Monday, June 22, 2009

Flawed Research: Friedman Tax-Credit Reports

Friedman Tax-Credit Reports Inaccurate and Unsubstantiated

Reports’ conclusions highly suspect, according to new review

EAST LANSING, Mi., June 22, 2009. – A recent series of reports focused on Georgia, Indiana and Montana conclude that programs awarding tax credits to donors funding private school vouchers will reduce government expenditures and make the finance system more efficient. A new review of the reports finds their conclusions highly suspect and sharply criticizes them for presenting unsubstantiated claims and failing to adequately consider short- and long-term costs of such tax-credit programs.

The reports are The Fiscal Impact of Tax-Credit Scholarships in Montana and The Fiscal Impact of Tax-Credit Scholarships in Georgia, and The Fiscal Impact of a Corporate & Individual Tax-Credit Scholarship Program on the State of Indiana. All three are published by the Friedman Foundation, a think tank which advocates free-market approaches to education. The three reports were reviewed for the Think Twice project by Luis Huerta of Teachers College, Columbia University.

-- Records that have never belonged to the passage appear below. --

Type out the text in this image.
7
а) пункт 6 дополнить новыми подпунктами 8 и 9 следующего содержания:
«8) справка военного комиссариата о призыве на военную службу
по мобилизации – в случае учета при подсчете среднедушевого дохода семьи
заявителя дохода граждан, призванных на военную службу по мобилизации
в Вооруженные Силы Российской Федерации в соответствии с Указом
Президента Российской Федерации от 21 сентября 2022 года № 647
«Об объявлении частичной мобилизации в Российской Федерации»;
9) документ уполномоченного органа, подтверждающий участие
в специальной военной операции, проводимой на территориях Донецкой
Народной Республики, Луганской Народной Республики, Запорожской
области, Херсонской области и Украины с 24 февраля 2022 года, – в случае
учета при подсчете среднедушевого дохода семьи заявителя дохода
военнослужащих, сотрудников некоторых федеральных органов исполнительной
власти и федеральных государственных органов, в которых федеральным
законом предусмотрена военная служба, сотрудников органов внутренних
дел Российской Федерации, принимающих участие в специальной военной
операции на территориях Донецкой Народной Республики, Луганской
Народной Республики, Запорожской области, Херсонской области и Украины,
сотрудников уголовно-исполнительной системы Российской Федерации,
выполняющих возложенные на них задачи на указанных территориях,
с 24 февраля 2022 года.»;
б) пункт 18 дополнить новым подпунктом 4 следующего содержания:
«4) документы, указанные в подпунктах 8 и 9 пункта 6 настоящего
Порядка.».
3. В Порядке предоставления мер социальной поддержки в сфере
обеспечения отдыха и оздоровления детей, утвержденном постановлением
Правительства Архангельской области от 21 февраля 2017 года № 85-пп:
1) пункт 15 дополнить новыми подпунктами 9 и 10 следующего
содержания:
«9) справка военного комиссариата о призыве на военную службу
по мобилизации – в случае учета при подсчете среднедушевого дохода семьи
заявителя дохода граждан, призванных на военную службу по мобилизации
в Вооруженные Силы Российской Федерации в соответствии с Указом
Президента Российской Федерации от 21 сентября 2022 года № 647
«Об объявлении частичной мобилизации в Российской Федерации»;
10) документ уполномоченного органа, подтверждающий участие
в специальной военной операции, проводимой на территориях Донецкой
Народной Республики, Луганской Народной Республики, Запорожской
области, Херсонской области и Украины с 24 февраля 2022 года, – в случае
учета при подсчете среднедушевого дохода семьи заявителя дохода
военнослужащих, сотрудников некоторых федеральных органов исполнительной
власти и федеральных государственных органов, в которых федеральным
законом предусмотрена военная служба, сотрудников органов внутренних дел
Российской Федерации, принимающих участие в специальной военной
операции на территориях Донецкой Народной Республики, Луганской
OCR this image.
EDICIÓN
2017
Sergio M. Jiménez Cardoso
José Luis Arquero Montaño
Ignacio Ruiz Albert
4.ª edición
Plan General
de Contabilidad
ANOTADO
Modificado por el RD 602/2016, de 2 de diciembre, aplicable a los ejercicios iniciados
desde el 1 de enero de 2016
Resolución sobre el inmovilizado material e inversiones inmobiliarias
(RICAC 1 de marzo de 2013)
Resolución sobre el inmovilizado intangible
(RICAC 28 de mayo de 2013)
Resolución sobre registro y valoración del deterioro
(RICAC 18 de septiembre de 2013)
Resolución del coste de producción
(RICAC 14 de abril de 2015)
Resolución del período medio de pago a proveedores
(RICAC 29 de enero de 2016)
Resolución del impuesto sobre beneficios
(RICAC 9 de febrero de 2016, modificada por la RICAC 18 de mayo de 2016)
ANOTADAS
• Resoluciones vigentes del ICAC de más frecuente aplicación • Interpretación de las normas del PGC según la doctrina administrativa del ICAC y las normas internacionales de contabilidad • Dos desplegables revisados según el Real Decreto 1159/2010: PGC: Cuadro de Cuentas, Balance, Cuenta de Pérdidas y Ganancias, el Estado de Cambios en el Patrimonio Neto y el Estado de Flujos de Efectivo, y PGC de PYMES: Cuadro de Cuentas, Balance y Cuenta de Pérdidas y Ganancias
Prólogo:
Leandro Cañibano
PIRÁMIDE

Tax-credit voucher programs – sometimes dubbed neovouchers – provide a non-refundable tax credit to individuals or corporations contributing to non-profit corporations, which then distribute the money to students attending private schools. These neovouchers (often called “scholarships” in the state laws) now exist in six states—Arizona, Pennsylvania, Florida, Rhode Island, Iowa, and Georgia—and others, including Indiana and Montana, are considering them.

The three Friedman reports claim that implementing such programs would result in a net financial saving to the states. They base their conclusions, Huerta observes, on assumptions about the sensitivity of public school revenues and expenditures to enrollment declines, as well as assumptions about a pent-up demand for publicly funded private school choice and the nature and degree of supply and demand pressures. Huerta tests all these assumptions and finds them to be largely groundless and frequently at odds with established research.

In fact, Huerta notes that the reports’ use of research is largely confined to work from advocacy groups like the Friedman Foundation itself. He observes that this “insular approach further calls into question the validity of the new reports’ conclusions.” While the report on Indiana offers a “more thoughtful” approach to research, Huerta continues, the literature it cites is poorly used and doesn’t clearly support the report’s estimates and conclusions.

Huerta’s review hits particularly hard on the reports’ failure to consider key factors concerning private school supply and demand if neovoucher programs were to be implemented. Specifically, these factors are crucial to the reports’ analyses, and the review shows them to be highly problematic. Similarly, the reports fail to adequately account for the additional expenditures of a tax-credit program when it subsidizes families who were going to choose a private school anyway, making their expenditure calculations almost worthless.

“Policymakers should be cautioned to look beyond the seductive promises of increased fiscal savings and efficiency, which are unsubstantiated and inaccurately estimated in these reports,” Huerta concludes. “Instead, policymakers should seek more balanced and empirically robust assessments that would allow them to make informed decisions about how to proceed with effective school reform polices.”